Kurt se apartó del moreno y se puso de pie, caminó hasta la puerta y la cerró con seguro, luego se quitó los zapatos, la chaqueta y desabotonó el pantalón que portaba, abrió su camisa y antes de que Blaine pudiera decir algo entró en la cama y lo abrazó con fuerza. Luego, se subió sobre él y puso ambas piernas a los costados, aprisionando sus caderas, su rostro quedó a centímetros de la boca del ojimiel, quien lucía muy sorprendido, eliminó la cercanía entre ellos y lo besó suavemente, paseando su lengua por los labios de su marido y luego haciendo el beso aún más profundo.

Blaine correspondió con ansias, con la necesidad que tenía hace dos años, con todo lo que se había guardado durante ese tiempo.
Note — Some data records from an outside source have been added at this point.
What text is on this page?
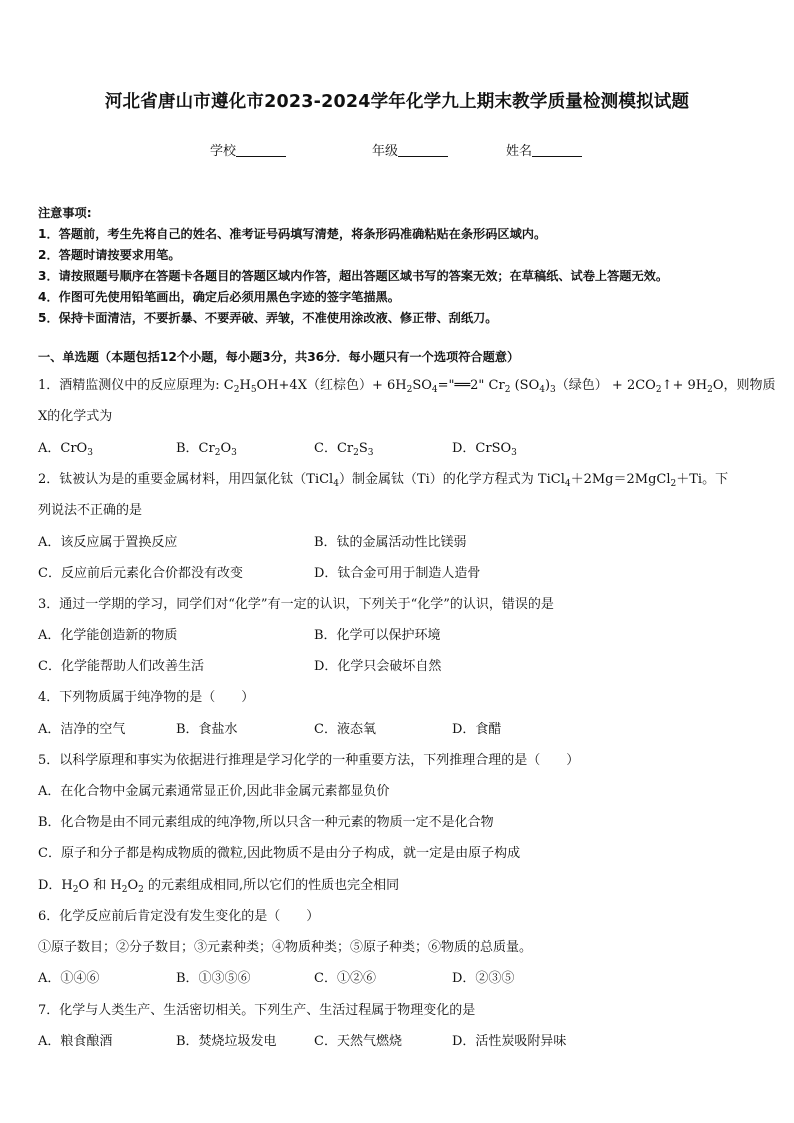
河北省唐山市遵化市2023-2024学年化学九上期末教学质量检测模拟试题
学校	年级	姓名
注意事项:
1．答题前，考生先将自己的姓名、准考证号码填写清楚，将条形码准确粘贴在条形码区域内。
2．答题时请按要求用笔。
3．请按照题号顺序在答题卡各题目的答题区域内作答，超出答题区域书写的答案无效；在草稿纸、试卷上答题无效。
4．作图可先使用铅笔画出，确定后必须用黑色字迹的签字笔描黑。
5．保持卡面清洁，不要折暴、不要弄破、弄皱，不准使用涂改液、修正带、刮纸刀。
一、单选题（本题包括12个小题，每小题3分，共36分．每小题只有一个选项符合题意）
1．酒精监测仪中的反应原理为: $C_2H_5OH+4X$（红棕色）+ $6H_2SO_4="══2$" $Cr_2$ $(SO_4)_3$（绿色） + $2CO_2↑+ 9H_2O$，则物质
X的化学式为
A．CrO$_3$	B．$Cr_2O_3$	C．$Cr_2S_3$	D．CrSO$_3$
2．钛被认为是的重要金属材料，用四氯化钛（TiCl$_4$）制金属钛（Ti）的化学方程式为 TiCl$_4$＋2Mg＝2MgCl$_2$＋Ti。下
列说法不正确的是
A．该反应属于置换反应	B．钛的金属活动性比镁弱
C．反应前后元素化合价都没有改变	D．钛合金可用于制造人造骨
3．通过一学期的学习，同学们对“化学”有一定的认识，下列关于“化学”的认识，错误的是
A．化学能创造新的物质	B．化学可以保护环境
C．化学能帮助人们改善生活	D．化学只会破坏自然
4．下列物质属于纯净物的是（　　）
A．洁净的空气	B．食盐水	C．液态氧	D．食醋
5．以科学原理和事实为依据进行推理是学习化学的一种重要方法，下列推理合理的是（　　）
A．在化合物中金属元素通常显正价,因此非金属元素都显负价
B．化合物是由不同元素组成的纯净物,所以只含一种元素的物质一定不是化合物
C．原子和分子都是构成物质的微粒,因此物质不是由分子构成，就一定是由原子构成
D．$H_2O$ 和 $H_2O_2$ 的元素组成相同,所以它们的性质也完全相同
6．化学反应前后肯定没有发生变化的是（　　）
①原子数目；②分子数目；③元素种类；④物质种类；⑤原子种类；⑥物质的总质量。
A．①④⑥	B．①③⑤⑥	C．①②⑥	D．②③⑤
7．化学与人类生产、生活密切相关。下列生产、生活过程属于物理变化的是
A．粮食酿酒	B．焚烧垃圾发电	C．天然气燃烧	D．活性炭吸附异味
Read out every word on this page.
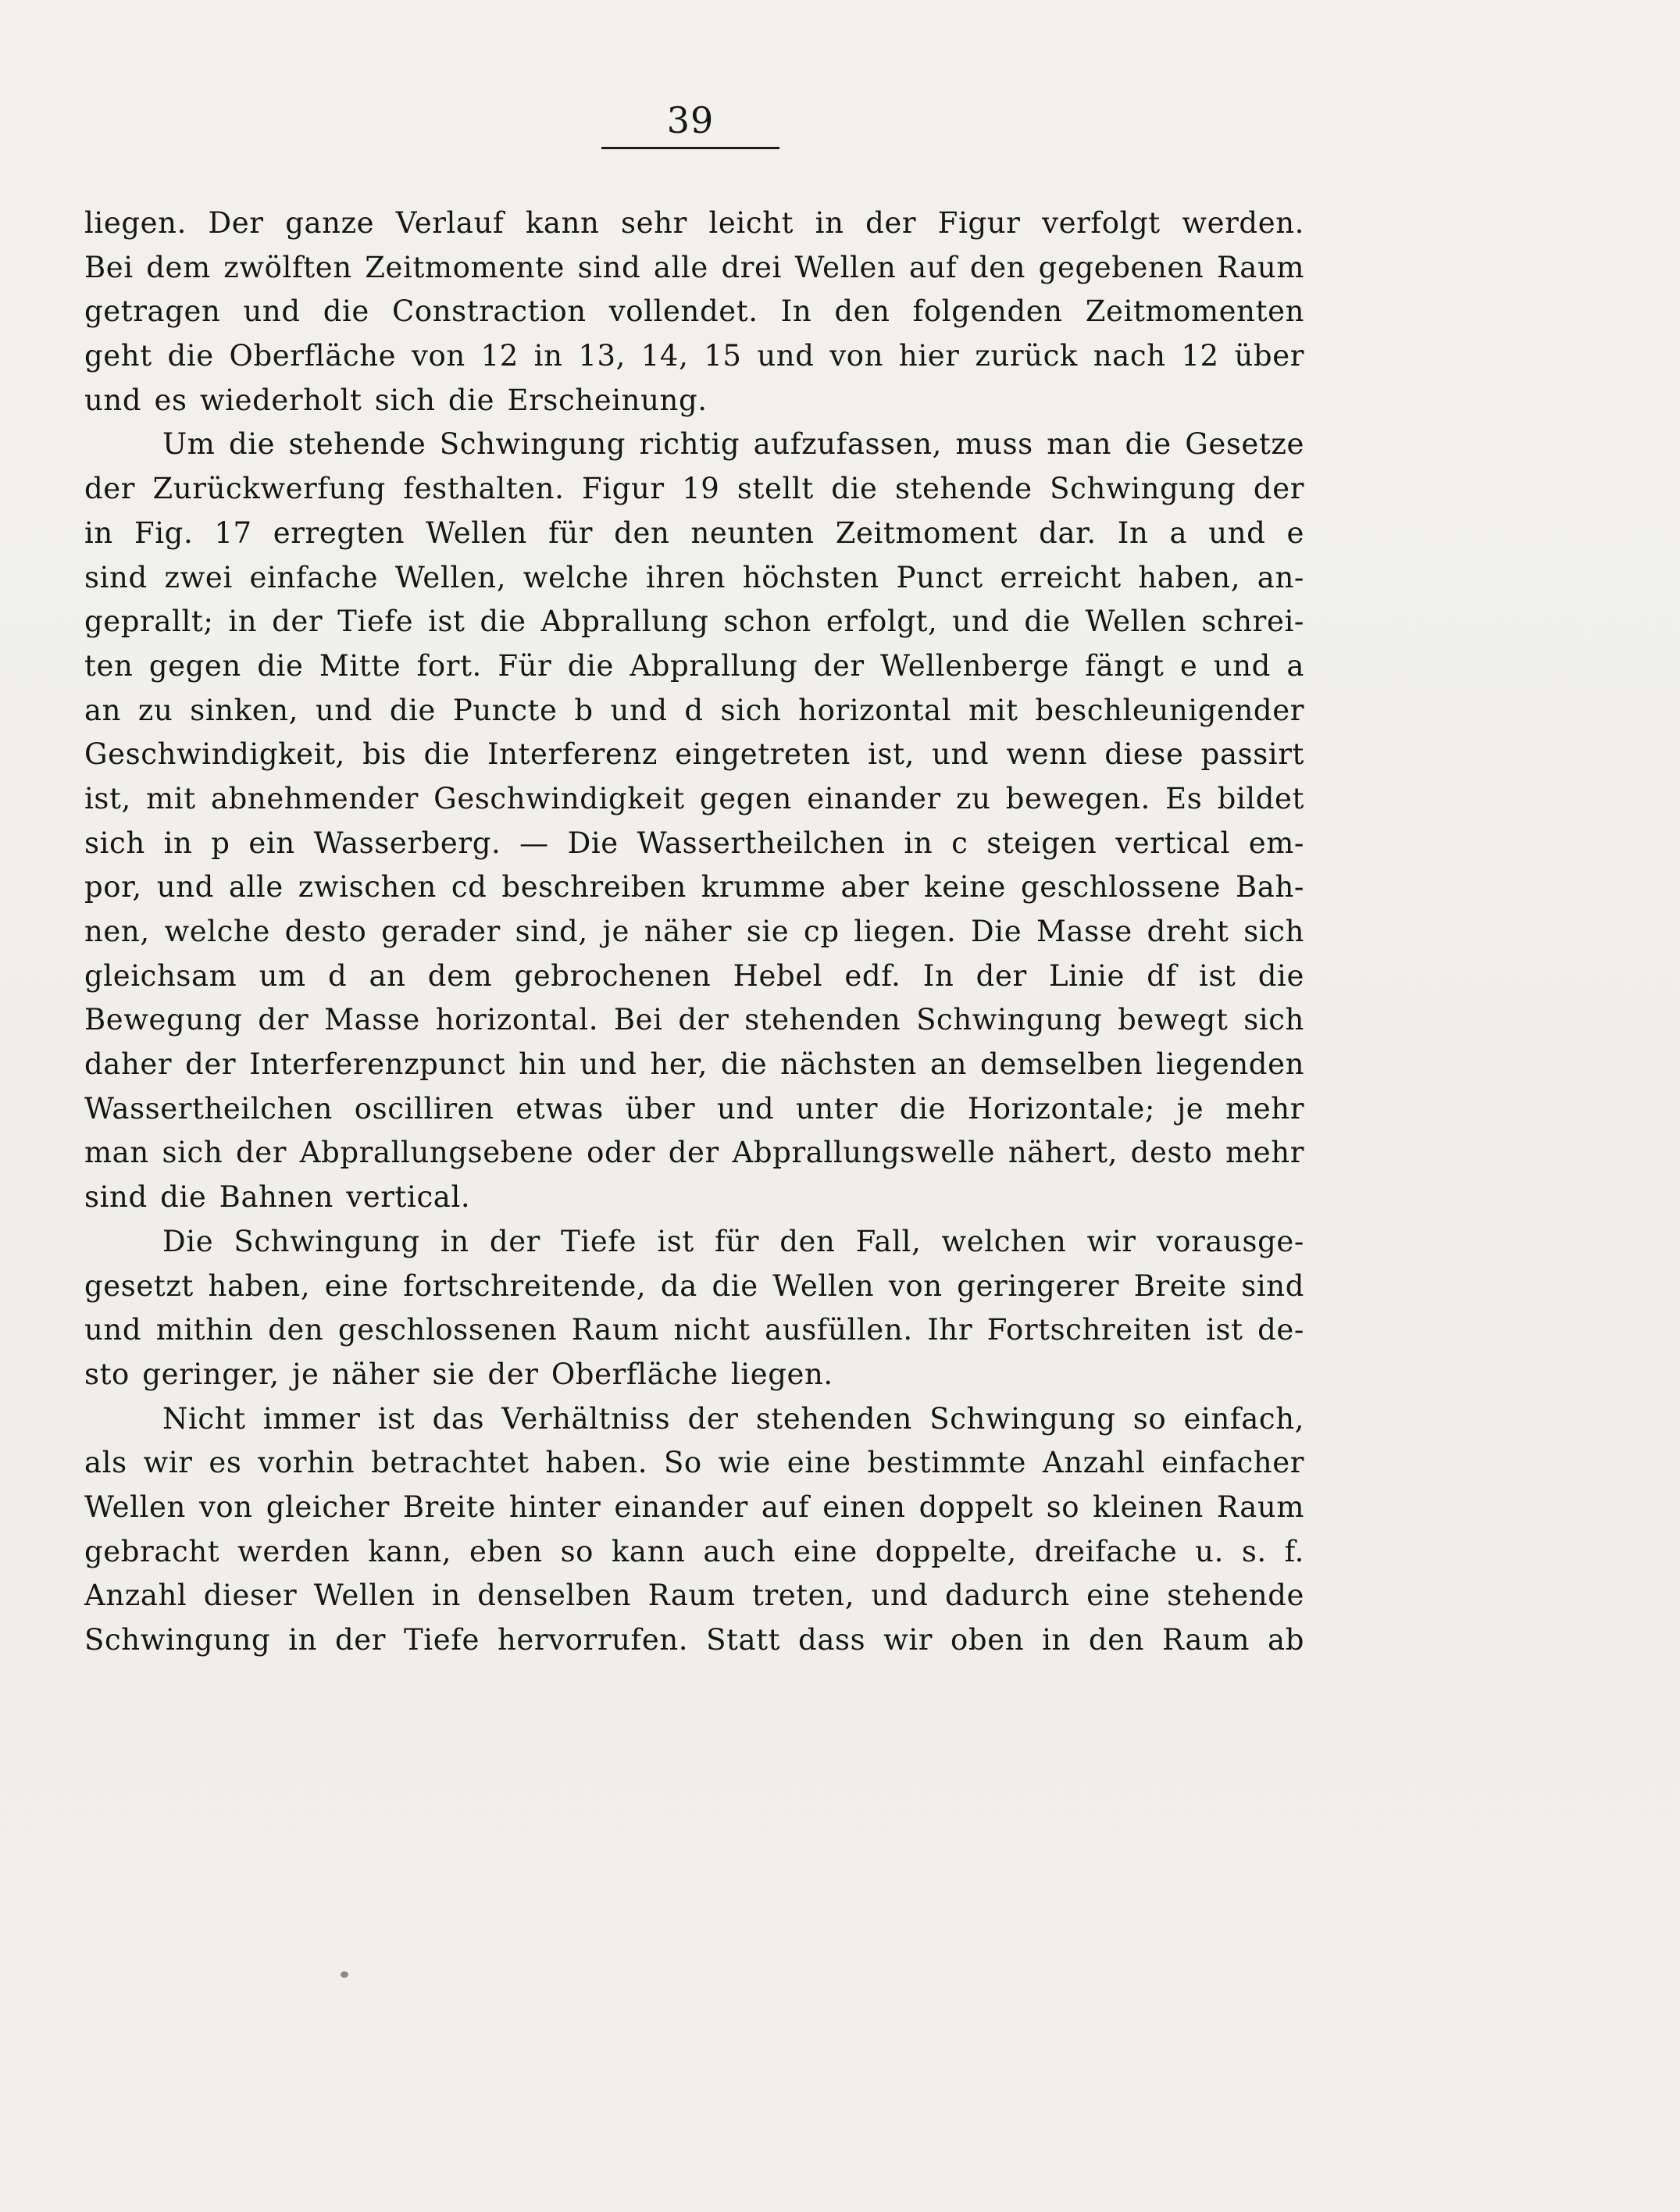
39
liegen. Der ganze Verlauf kann sehr leicht in der Figur verfolgt werden.
Bei dem zwölften Zeitmomente sind alle drei Wellen auf den gegebenen Raum
getragen und die Constraction vollendet. In den folgenden Zeitmomenten
geht die Oberfläche von 12 in 13, 14, 15 und von hier zurück nach 12 über
und es wiederholt sich die Erscheinung.
Um die stehende Schwingung richtig aufzufassen, muss man die Gesetze
der Zurückwerfung festhalten. Figur 19 stellt die stehende Schwingung der
in Fig. 17 erregten Wellen für den neunten Zeitmoment dar. In a und e
sind zwei einfache Wellen, welche ihren höchsten Punct erreicht haben, an-
geprallt; in der Tiefe ist die Abprallung schon erfolgt, und die Wellen schrei-
ten gegen die Mitte fort. Für die Abprallung der Wellenberge fängt e und a
an zu sinken, und die Puncte b und d sich horizontal mit beschleunigender
Geschwindigkeit, bis die Interferenz eingetreten ist, und wenn diese passirt
ist, mit abnehmender Geschwindigkeit gegen einander zu bewegen. Es bildet
sich in p ein Wasserberg. — Die Wassertheilchen in c steigen vertical em-
por, und alle zwischen cd beschreiben krumme aber keine geschlossene Bah-
nen, welche desto gerader sind, je näher sie cp liegen. Die Masse dreht sich
gleichsam um d an dem gebrochenen Hebel edf. In der Linie df ist die
Bewegung der Masse horizontal. Bei der stehenden Schwingung bewegt sich
daher der Interferenzpunct hin und her, die nächsten an demselben liegenden
Wassertheilchen oscilliren etwas über und unter die Horizontale; je mehr
man sich der Abprallungsebene oder der Abprallungswelle nähert, desto mehr
sind die Bahnen vertical.
Die Schwingung in der Tiefe ist für den Fall, welchen wir vorausge-
gesetzt haben, eine fortschreitende, da die Wellen von geringerer Breite sind
und mithin den geschlossenen Raum nicht ausfüllen. Ihr Fortschreiten ist de-
sto geringer, je näher sie der Oberfläche liegen.
Nicht immer ist das Verhältniss der stehenden Schwingung so einfach,
als wir es vorhin betrachtet haben. So wie eine bestimmte Anzahl einfacher
Wellen von gleicher Breite hinter einander auf einen doppelt so kleinen Raum
gebracht werden kann, eben so kann auch eine doppelte, dreifache u. s. f.
Anzahl dieser Wellen in denselben Raum treten, und dadurch eine stehende
Schwingung in der Tiefe hervorrufen. Statt dass wir oben in den Raum ab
Atrapó el cuerpo de su esposo entre sus brazos y lo pegó más a su cuerpo, logró sentir la excitación del castaño y se aventuró a mover sus manos hasta el pantalón del ojiazul y lo bajó junto a su ropa interior.

-Vas rápido-susurró Kurt apartándose levemente, a lo que Blaine sonrió.

-Y tú te aprovechas de que estoy desnudo debajo de esta bata de hospital-alcanzó a decir antes de que el castaño lo callara con un beso fuerte y necesitado. Kurt paseaba sus manos por todo el cuerpo del moreno, arrancándole suaves gemidos que él mismo imitaba, ambos estaban al borde de la excitación, sus erecciones se frotaban fuertemente con el vaivén de sus cuerpos y cuando Blaine posicionaba a Kurt para poder penetrarlo, golpearon a la puerta.

-El doctor necesita entrar y estoy seguro que mi hijo está violando al enfermo-dijo Burt desde el otro lado de la puerta y ambos muchachos se miraron con lujuria, sintiendo como volvían a estar juntos, como se había despertado todo lo que habían perdido en esos dos años. Se volvieron a besar con fuerza y Blaine abrazó a Kurt antes de que este pudiera alejarse y arreglar sus ropas.

-Espera un poco-dijo Kurt a su padre que estaba al otro lado de la puerta.

-Lo sé-dijo riendo, a lo que ambos se sonrojaron.

-Solo quiero saber una cosa-murmuró Blaine viendo como Kurt se trataba de arreglar y quedar tan perfecto como estuviera antes.

-Dime-murmuró calzándose los zapatos.

-Porque dejaste de tocarme, besarme y hacer todo lo que hacías siempre conmigo-susurró suavemente y mirando al ojiazul.

-Increíble-dijo con una sonrisa divertida-no puedo creer que tu memoria sea tan mala, amor-dijo acercándose y acariciando su rostro-tú mismo me dijiste que lo mejor sería no tener mucha actividad porque podías deshidratarte y agotarte más de lo necesario en el acto, eso debido al tratamiento que llevabas hace dos años, y lo de los besos fue algo que se fue dando así, de a poco nos apartamos más y más- Kurt lo beso suavemente en los labios y luego dijo-y lo mejor del caso es que ni recuerdas haber dicho eso.

-No-murmuró con una mueca en los labios-pero sé que es cierto, no me mentirías y siempre has tenido mejor memoria que yo-dijo con suavidad.

-Así es, siempre tengo la razón-dijo con orgullo y una sonrisa, luego se acercó a la puerta y la abrió-será mejor que te analice el médico ahora.

-¿Por qué me desmayé?-dijo cogiéndolo por la mano para que no se fuera aún.

-Estabas deshidratado, supongo estuviste llorando y no bebiste nada durante seis horas de camino, además que hiciste un esfuerzo muy grande de conducir hasta Ohio.

-Eso lo explica, entonces estoy bien-murmuró suavemente.

-Sí, la idea es que el médico te revise y si está todo en orden nos vamos a casa-dijo sonriendo.

-Lo mismo espero-susurró con una pequeña sonrisa.

-Y podremos terminar en casa lo que empezamos aquí-dijo con lujuria y mirándolo atentamente-y también espero que tu excitación ya esté abajo.

-No lo está-susurró sonrojado y mordiendo su labio inferior.

-Entonces-Kurt se acercó a su oído y murmuró-imagíname teniendo sexo desenfrenado con Adam, mientras gimo su nombre, él me tiene contra...

-¡Qué!-gritó furioso-ese bastardo...-y Kurt levantó la ropa de cama para revisar a su marido.

-Listo, ahora sí estás presentable-dijo dándole un beso en la mejilla y saliendo rápidamente de ahí. Blaine se quedó perplejo ante eso y sonrió. Realmente le gustaba su vida con Kurt, porque era todo lo que necesitaba en la vida y no debía olvidar a Ian, su hijo de apenas dos años. Los adoraba a ambos y esperaba que las cosas fueran bien de ahora en adelante, para así ser felices y no tener que lamentar nada el día de mañana.